A friend gave me a copy of Do Hard Things when I turned 16.
The first hard thing I did was make time for reading it. And wow – it really challenged my thinking and the way I had been living.
This book changed the way I viewed my teenage-hood, realizing that I can start living life NOW, start working towards my goals NOW, start reaching for my dreams NOW. It also acknowledged the fact that it might hurt, that it wasn’t going to be easy, and that it would probably take several tries.
I’ve always wanted to be an author, but now I’m proactively trying to get my work published.
Before, I was too afraid of failure.
At this moment, I’m writing a few stories for an online homeschool magazine. And it took a lot of tries. I sent emails to about a dozen worthy magazines, and about three of them responded – two positively. I ended up with only one at the end of all of it.
More often than not, the hard things for me are not applying for a job or writing for a magazine. It’s putting down the book I’m reading, getting off my social media, turning off my computer.
It’s putting away the distractions until my priorities are taken care of. Or (more embarrassingly) ordering for myself at a restaurant, going to the store by myself, and beginning to direct my own life in general.
I read TheRebelution blog regularly, and I’m constantly impressed by other teens whose stories are profiled. They’re my age or younger pursuing the vision of doing hard things.
And doing BIG hard things – like inventing a fingerprint-sensitive gun at 17, becoming a professional grade chef at 14, or raising awareness for cerebral palsy by carrying a younger brother for 47 miles at age 16. It helps me to put my life in perspective, and gives me new energy to strive for my own goals.
But even more than being impressed by other teens, I’m impressed by my mom.
My mother suffers from diverticulitis, and for about 4 or 5 months this past spring, she was basically out of commission. It meant that I needed to step up and take care of things, shuttle my younger siblings places, do more housework and miss out on a few things since she needed to stay home.
Sometimes it was hard, especially at times when we missed out on fun things (like debate parties) since she was in so much pain. I got tired. I wished she could be healed and things could go back to normal – when things were easier. I also realized how much work she does for our family now that I needed to do some of it.
She especially inspired me by still taking us to speech and debate tournaments, even if it meant that she’d be aching by the end of every day. She sacrificed comfort.
My mom is a huge example of doing hard things. Doing hard MUNDANE things.
When people hear a sermon, each one is touched or convicted uniquely and applies the message in a different way.
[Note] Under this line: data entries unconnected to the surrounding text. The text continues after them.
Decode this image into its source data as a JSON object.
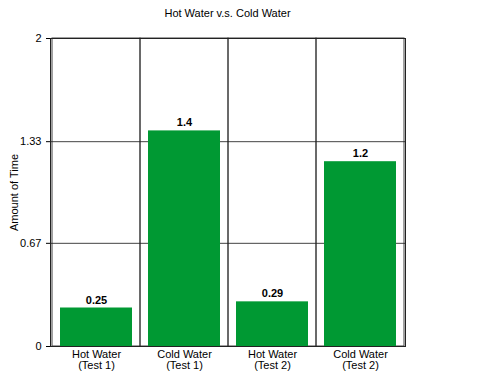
{
  "chart_data": {
    "type": "bar",
    "title": "Hot Water v.s. Cold Water",
    "y_label": "Amount of Time",
    "categories": [
      "Hot Water\n(Test 1)",
      "Cold Water\n(Test 1)",
      "Hot Water\n(Test 2)",
      "Cold Water\n(Test 2)"
    ],
    "values": [
      0.25,
      1.4,
      0.29,
      1.2
    ],
    "color": "#009933",
    "ylim": [
      0,
      2
    ],
    "yticks": [
      0,
      0.67,
      1.33,
      2
    ],
    "grid": true,
    "data_labels": true
  }
}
For me, when my mom got sick, the message was, “You need to kick it into gear.” I think everyone in our family learned something different from this event and the Lord has built up our family from it.
My mom has shown me real time that it’s okay to do hard boring things. I’m realizing that even if I don’t become a recognized author, if I take care of my responsibilities with a cheerful heart and without the world’s accolades, it’s okay.
I don’t need the world to praise me, I don’t need to be famous, or anything. I just need my Master to be pleased and to say on the last day, “Well done, good and faithful servant.”
Thank you, Brett and Alex, for your inspiration!